The standard of review we utilize is not whether we would have imposed a different sentence, but rather "whether, on the basis of the evidence, no reasonable sentencing court could have imposed the sentence under review." State v. Ghertler, 114 N.J. 383, 388 (l989). In our review, we must make sure the statutory sentencing guidelines have been met, applied aggravating and mitigating factors were based upon "competent credible evidence in the record," and the sentence is not "clearly unreasonable so as to shock the judicial conscience." State v. Roth, 95 N.J. 334, 364-65 (1984). See also Bienek, supra, 200 N.J. at 612 ("Because the sentencing court adhered to the sentencing principles set forth in the Code and defined in our case law, its discretion should be immune from second-guessing.").

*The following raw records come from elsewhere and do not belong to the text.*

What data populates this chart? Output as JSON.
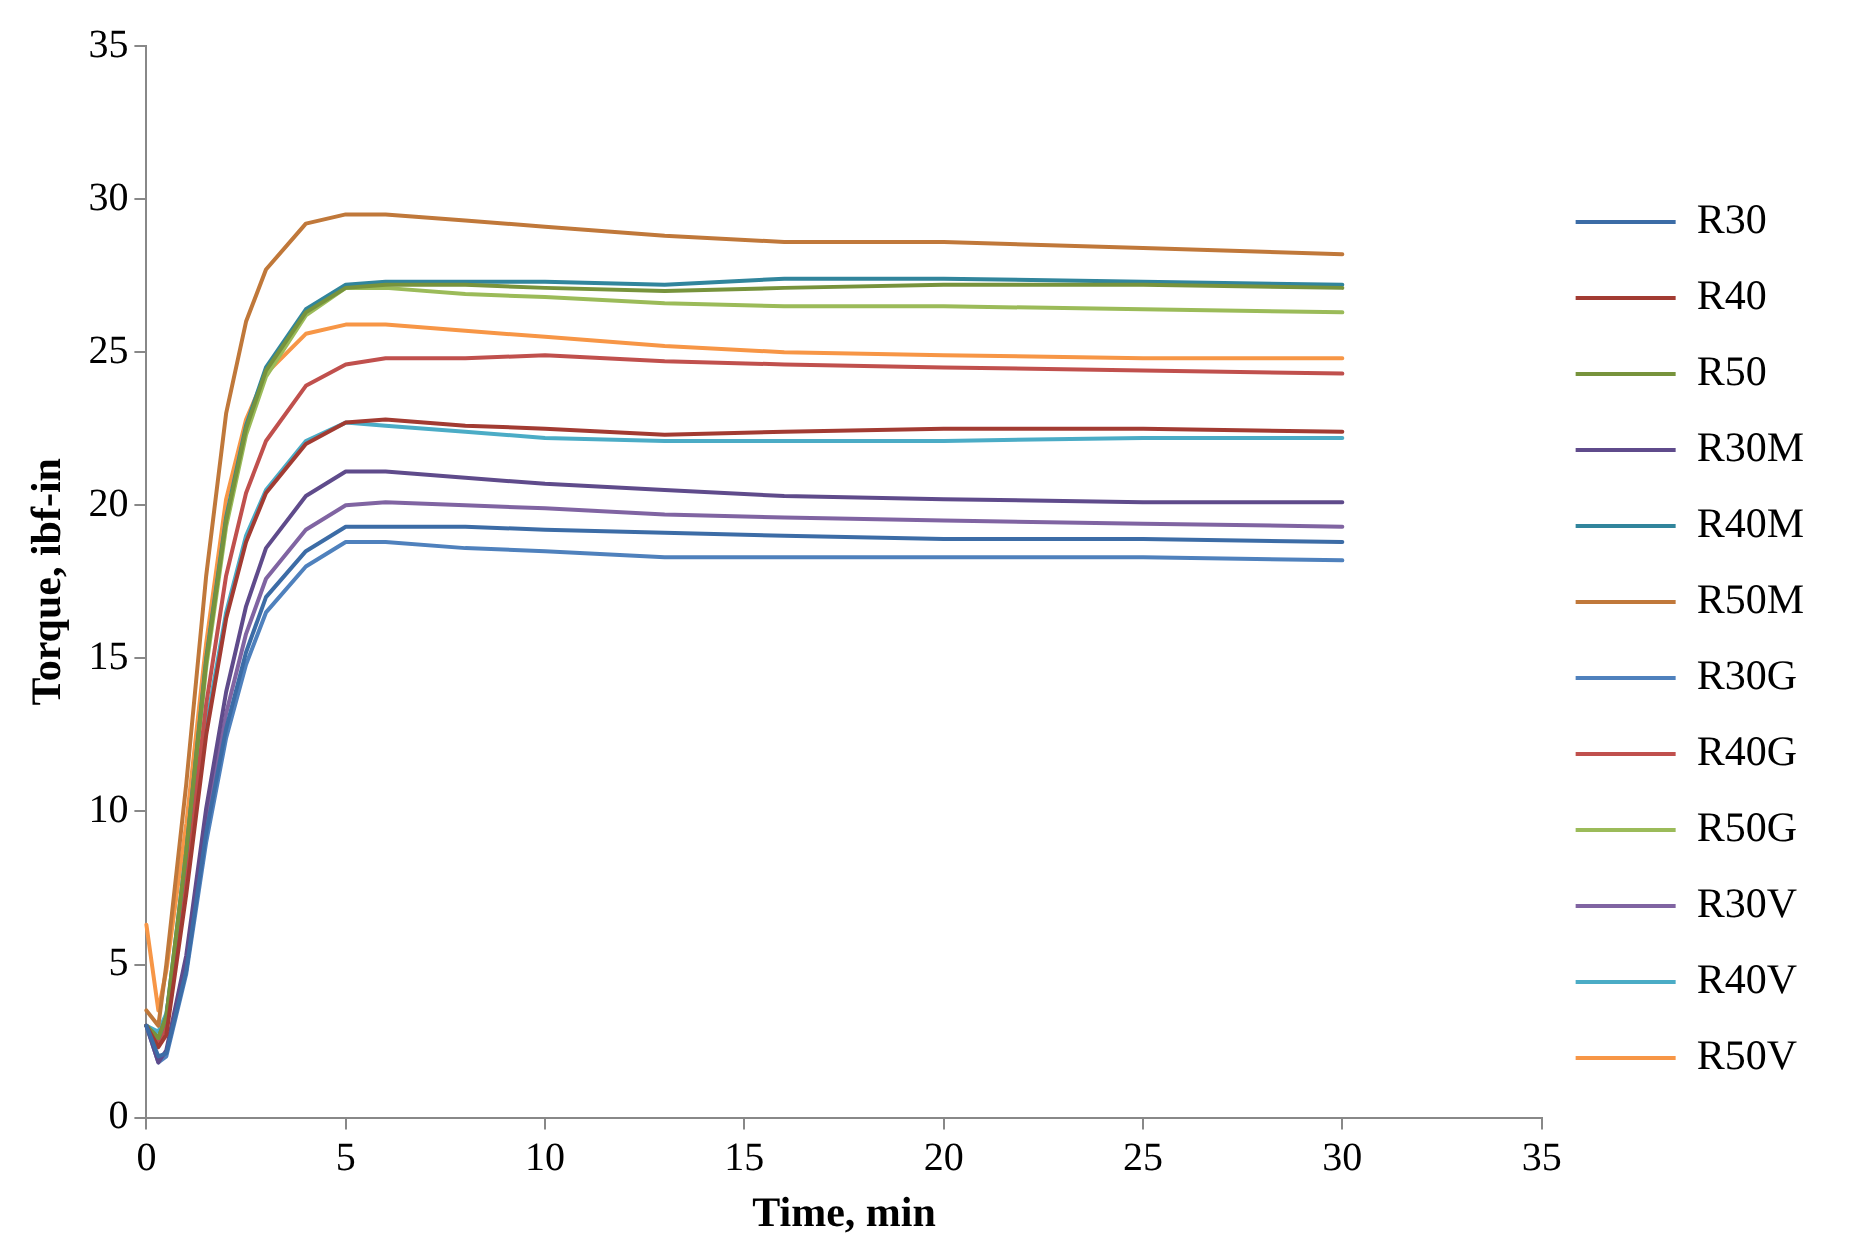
{
  "chart_data": {
    "type": "line",
    "xlabel": "Time, min",
    "ylabel": "Torque, ibf-in",
    "x": [
      0,
      0.3,
      0.5,
      1,
      1.5,
      2,
      2.5,
      3,
      4,
      5,
      6,
      8,
      10,
      13,
      16,
      20,
      25,
      30
    ],
    "xlim": [
      0,
      35
    ],
    "xticks": [
      0,
      5,
      10,
      15,
      20,
      25,
      30,
      35
    ],
    "ylim": [
      0,
      35
    ],
    "yticks": [
      0,
      5,
      10,
      15,
      20,
      25,
      30,
      35
    ],
    "grid": false,
    "legend": "right",
    "marker": "none",
    "line_style": "solid",
    "series": [
      {
        "name": "R30",
        "color": "#3c6ca6",
        "values": [
          3,
          2,
          2.1,
          4.8,
          9.3,
          12.7,
          15.2,
          17,
          18.5,
          19.3,
          19.3,
          19.3,
          19.2,
          19.1,
          19,
          18.9,
          18.9,
          18.8
        ]
      },
      {
        "name": "R40",
        "color": "#a23b32",
        "values": [
          3,
          2.3,
          2.7,
          7.3,
          12.5,
          16.3,
          18.8,
          20.4,
          22,
          22.7,
          22.8,
          22.6,
          22.5,
          22.3,
          22.4,
          22.5,
          22.5,
          22.4
        ]
      },
      {
        "name": "R50",
        "color": "#77933c",
        "values": [
          3,
          2.6,
          3.3,
          8.7,
          14.9,
          19.5,
          22.5,
          24.4,
          26.3,
          27.1,
          27.2,
          27.2,
          27.1,
          27,
          27.1,
          27.2,
          27.2,
          27.1
        ]
      },
      {
        "name": "R30M",
        "color": "#5f4b8b",
        "values": [
          3,
          1.8,
          2.2,
          5.3,
          10.1,
          13.9,
          16.7,
          18.6,
          20.3,
          21.1,
          21.1,
          20.9,
          20.7,
          20.5,
          20.3,
          20.2,
          20.1,
          20.1
        ]
      },
      {
        "name": "R40M",
        "color": "#31859c",
        "values": [
          3,
          2.6,
          3.3,
          8.7,
          15,
          19.6,
          22.6,
          24.5,
          26.4,
          27.2,
          27.3,
          27.3,
          27.3,
          27.2,
          27.4,
          27.4,
          27.3,
          27.2
        ]
      },
      {
        "name": "R50M",
        "color": "#c0783a",
        "values": [
          3.5,
          3,
          5,
          10.9,
          17.7,
          23,
          26,
          27.7,
          29.2,
          29.5,
          29.5,
          29.3,
          29.1,
          28.8,
          28.6,
          28.6,
          28.4,
          28.2
        ]
      },
      {
        "name": "R30G",
        "color": "#4f81bd",
        "values": [
          3,
          1.8,
          2,
          4.7,
          9,
          12.4,
          14.8,
          16.5,
          18,
          18.8,
          18.8,
          18.6,
          18.5,
          18.3,
          18.3,
          18.3,
          18.3,
          18.2
        ]
      },
      {
        "name": "R40G",
        "color": "#c0504d",
        "values": [
          3,
          2.4,
          3,
          7.9,
          13.5,
          17.7,
          20.4,
          22.1,
          23.9,
          24.6,
          24.8,
          24.8,
          24.9,
          24.7,
          24.6,
          24.5,
          24.4,
          24.3
        ]
      },
      {
        "name": "R50G",
        "color": "#9bbb59",
        "values": [
          3,
          2.6,
          3.2,
          8.5,
          14.7,
          19.3,
          22.3,
          24.2,
          26.2,
          27.1,
          27.1,
          26.9,
          26.8,
          26.6,
          26.5,
          26.5,
          26.4,
          26.3
        ]
      },
      {
        "name": "R30V",
        "color": "#8064a2",
        "values": [
          3,
          1.9,
          2.1,
          5,
          9.6,
          13.2,
          15.8,
          17.6,
          19.2,
          20,
          20.1,
          20,
          19.9,
          19.7,
          19.6,
          19.5,
          19.4,
          19.3
        ]
      },
      {
        "name": "R40V",
        "color": "#4bacc6",
        "values": [
          3,
          2.8,
          3.4,
          7.6,
          12.8,
          16.5,
          19,
          20.5,
          22.1,
          22.7,
          22.6,
          22.4,
          22.2,
          22.1,
          22.1,
          22.1,
          22.2,
          22.2
        ]
      },
      {
        "name": "R50V",
        "color": "#f79646",
        "values": [
          6.3,
          3.5,
          4.8,
          9.6,
          15.5,
          20.2,
          22.8,
          24.3,
          25.6,
          25.9,
          25.9,
          25.7,
          25.5,
          25.2,
          25,
          24.9,
          24.8,
          24.8
        ]
      }
    ]
  }
}
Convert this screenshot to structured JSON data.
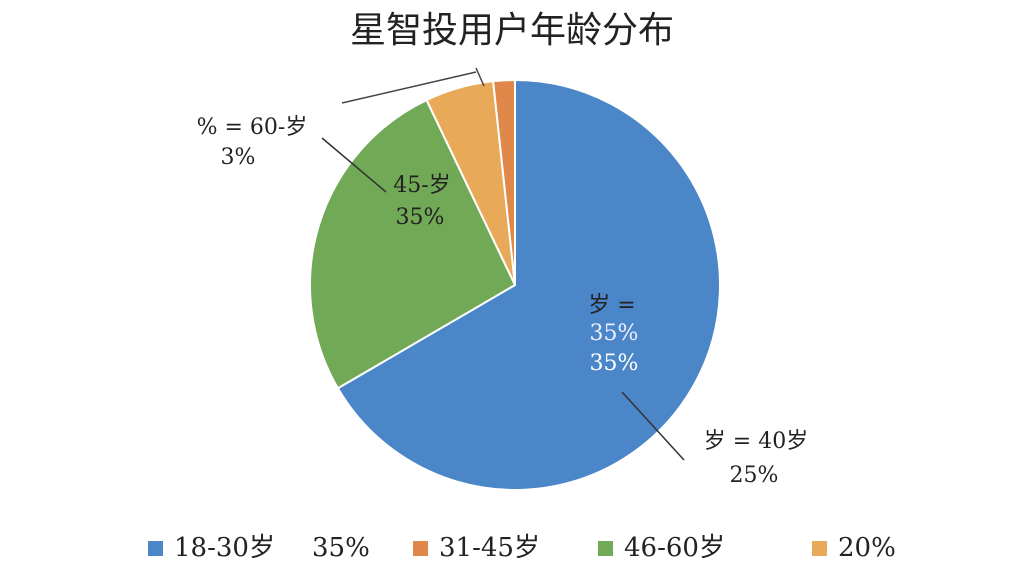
{
  "chart_data": {
    "type": "pie",
    "title": "星智投用户年龄分布",
    "categories": [
      "18-30岁",
      "46-60岁",
      "20%",
      "31-45岁"
    ],
    "values": [
      66.6,
      26.3,
      5.4,
      1.7
    ],
    "colors": [
      "#4a86c8",
      "#72a956",
      "#e8aa58",
      "#e0874a"
    ],
    "annotations": [
      "% = 60-岁",
      "3%",
      "45-岁",
      "35%",
      "岁 =",
      "35%",
      "35%",
      "岁 = 40岁",
      "25%",
      "35%"
    ]
  }
}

We are not satisfied the judge mistakenly exercised his broad discretion in failing to find any mitigating factors, nor that he imposed a sentence that shocks the judicial conscience. Even if the judge arguably could have found mitigating factor four, we do not discern a misapplication of sentencing principles or an inappropriate exercise of discretion in the sentence imposed. Defendant received the benefit of a negotiated plea to an amended offense and was sentenced to three years less than the State requested, and thirteen years less than the maximum sentence he faced. As the sentence is based on competent, credible evidence in the record and is within the guidelines, we perceive of no legal basis to second-guess it. Lastly, defendant argues the court should have considered the real time consequences before it imposed sentence in view of the NERA component of his sentence. The Court has recently held that "the impact of the 85% period of parole ineligibility on the time defendant would spend in custody [is] not [a] statutory mitigating factor[] and thus [does] not need to be addressed by [the judge] in sentencing." Bienek, supra, 200 N.J. at 610 n.1.